Obama to veto bill to block Iran plane sales
Obama to veto bill to block Iran plane sales
The US administration says President Barack Obama is set to veto an upcoming legislation to block sales of passenger planes to Iran on the grounds that it would breach a landmark nuclear agreement sealed with the country last year.
Reuters has in a report quoted the White House as announcing that US partners view the legislation, if implemented, as a violation of the nuclear agreement.
The House of Representatives is expected to take up, and pass, the measure as soon as this week. However, it is not expected to get through the Senate, where it would need Democratic support to advance, the report added.
The measure would bar the Secretary of the Treasury from authorizing a transaction by a US financial institution related to the export, or re-export, of commercial aircraft to Iran. And it would revoke any authorities enacted before the bill passed, such as those that allowed the Boeing and Airbus sales, it noted.

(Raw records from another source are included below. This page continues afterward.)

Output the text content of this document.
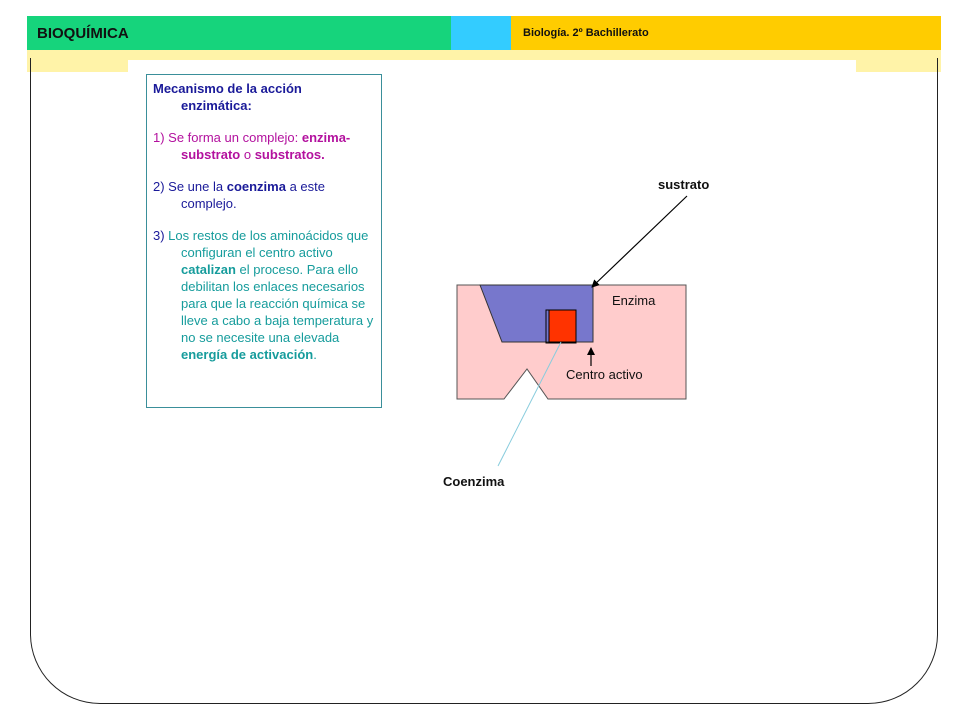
BIOQUÍMICA	Biología. 2º Bachillerato

Mecanismo de la acción enzimática:

1) Se forma un complejo: enzima-substrato o substratos.

2) Se une la coenzima a este complejo.

3) Los restos de los aminoácidos que configuran el centro activo catalizan el proceso. Para ello debilitan los enlaces necesarios para que la reacción química se lleve a cabo a baja temperatura y no se necesite una elevada energía de activación.

sustrato
Enzima
Centro activo
Coenzima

It would also limit the role of Export-Import Bank financing of sales to Iran.
This is already viewed as the latest Republican-led effort to stop the sale of aircraft to Iran by Airbus and Boeing Co, allowed under the nuclear deal.
Iran sealed a nuclear agreement with the P5+1 – the five permanent members of the Security Council plus Germany – last summer. Based on the agreement, Iran agreed to restrict certain aspects of its nuclear energy activities in return for measures by the P5+1 to remove a series of economic sanctions against the country.
Boeing received a Treasury license to sell 80 planes to Iran, under a memo signed in June. Yet, it is still negotiating sales to the country’s national airline Iran Air.
Boeing’s European rival Airbus also announced in September that it had received the Treasury Department’s approval to sell aircraft to Iran.